今回の改正で特に大きな変更は以下の通りです。

  • (1)対象品目の細分化
    従来は「包括的」に規定されていた対象品目が、

    • 兵器転用リスクの高い「特定品目」

    • それ以外の一般品目
      に分けられました。特定品目には半導体や一部の工作機械などが含まれます。

  • (2)一般国への輸出も要注意
    今までは「武器禁輸国」への輸出が主な対象でしたが、今回からは 一般国(中国など、旧ホワイト国以外の地域)向けの特定品目輸出 でも、用途や需要者によっては輸出許可が必要になります。

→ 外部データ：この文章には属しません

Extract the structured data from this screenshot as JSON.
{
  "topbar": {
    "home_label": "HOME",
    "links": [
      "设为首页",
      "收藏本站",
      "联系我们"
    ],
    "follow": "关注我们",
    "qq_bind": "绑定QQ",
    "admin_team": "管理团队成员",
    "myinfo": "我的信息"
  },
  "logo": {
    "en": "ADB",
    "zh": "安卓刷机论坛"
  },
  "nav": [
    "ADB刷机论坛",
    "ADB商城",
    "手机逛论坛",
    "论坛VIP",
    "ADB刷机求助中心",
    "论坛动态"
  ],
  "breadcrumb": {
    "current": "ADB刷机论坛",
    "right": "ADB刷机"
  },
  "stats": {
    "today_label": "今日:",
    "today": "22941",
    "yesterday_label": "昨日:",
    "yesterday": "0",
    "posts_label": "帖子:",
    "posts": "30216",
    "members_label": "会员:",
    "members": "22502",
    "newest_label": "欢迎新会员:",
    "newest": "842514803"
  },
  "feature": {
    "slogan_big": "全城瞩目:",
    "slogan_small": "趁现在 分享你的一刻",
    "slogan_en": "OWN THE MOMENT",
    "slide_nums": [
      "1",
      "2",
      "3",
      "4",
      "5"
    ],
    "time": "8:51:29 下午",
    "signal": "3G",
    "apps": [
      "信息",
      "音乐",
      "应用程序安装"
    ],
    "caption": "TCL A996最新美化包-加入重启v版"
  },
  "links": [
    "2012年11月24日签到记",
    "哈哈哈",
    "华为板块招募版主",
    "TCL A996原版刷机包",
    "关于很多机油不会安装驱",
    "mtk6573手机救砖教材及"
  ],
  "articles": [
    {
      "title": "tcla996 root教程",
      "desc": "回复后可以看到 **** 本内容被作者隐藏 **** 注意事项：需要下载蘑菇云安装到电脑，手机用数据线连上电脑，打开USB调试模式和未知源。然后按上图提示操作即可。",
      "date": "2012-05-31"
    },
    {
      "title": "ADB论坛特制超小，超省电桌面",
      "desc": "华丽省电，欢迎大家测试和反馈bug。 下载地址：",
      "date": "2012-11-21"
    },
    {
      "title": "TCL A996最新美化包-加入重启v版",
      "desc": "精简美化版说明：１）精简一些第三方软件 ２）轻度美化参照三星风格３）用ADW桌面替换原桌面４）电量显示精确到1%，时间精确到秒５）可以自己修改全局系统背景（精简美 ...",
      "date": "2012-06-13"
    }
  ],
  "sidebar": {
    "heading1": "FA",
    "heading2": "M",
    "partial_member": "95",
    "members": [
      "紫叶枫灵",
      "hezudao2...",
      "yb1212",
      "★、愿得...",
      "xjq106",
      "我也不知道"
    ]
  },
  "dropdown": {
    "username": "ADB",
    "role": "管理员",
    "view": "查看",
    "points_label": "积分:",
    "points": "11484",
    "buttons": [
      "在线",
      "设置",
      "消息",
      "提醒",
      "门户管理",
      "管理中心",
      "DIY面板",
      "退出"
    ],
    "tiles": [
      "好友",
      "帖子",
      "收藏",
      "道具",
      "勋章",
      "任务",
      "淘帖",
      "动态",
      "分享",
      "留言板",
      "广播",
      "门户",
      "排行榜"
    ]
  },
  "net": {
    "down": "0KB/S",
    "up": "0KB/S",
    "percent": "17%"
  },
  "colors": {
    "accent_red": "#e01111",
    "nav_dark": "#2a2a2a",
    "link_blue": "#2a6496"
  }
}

  • (3)ホワイト国(グループA国)も例外ではなくなる
    これまで完全に規制対象外だったホワイト国(グループA国)でも、経済産業省から「インフォーム(通知)」があれば輸出許可が必要になります。背景には、ホワイト国経由で第三国(例:ロシア)に迂回輸出される懸念があります。


3. 半導体や先端技術分野への影響

さらに、今回の改正では 21品目の先端半導体関連技術や量子コンピュータ関連品目 が新たにリスト規制に追加されました。
これにより、これらを扱う企業は 「自社製品が規制対象に当たるかどうか(該非判定)」を改めて確認する必要 があります。


4. 企業が注意すべき点

今回の改正により、輸出者は以下の点で追加対応を迫られることになります。

  • 特定品目を扱う場合、用途要件(どう使われるか)需要者要件(誰が使うか) を確認する義務。

  • 「明らかガイドライン」と呼ばれる基準を用いて、通常兵器の開発等に使われないかをチェック。

  • ホワイト国向け輸出でも、「インフォーム」が来た場合は必ず許可申請。

つまり、これまでよりも 「輸出先や用途を確認する負担が増える」 ということです。


5. 国際情勢との関係

今回の規制強化の背景には、

  • 米国やEUなどの同盟国との協調

  • 対ロシア制裁の強化

  • 中国企業の新規規制リスト入り
    といった国際情勢があります。
    中国政府はこの動きに対して「産業チェーンに悪影響を及ぼす」と反発しています。


まとめ

今回のキャッチオール規制改正は、

  • 輸出管理実務に大きな影響を与える

  • 半導体や先端技術分野の企業は特に要注意

     

というのがポイントです。

今後の政令の正式決定や経済産業省からの追加ガイドラインを注視しつつ、企業は 早めに社内体制を整えておくこと が重要になるでしょう。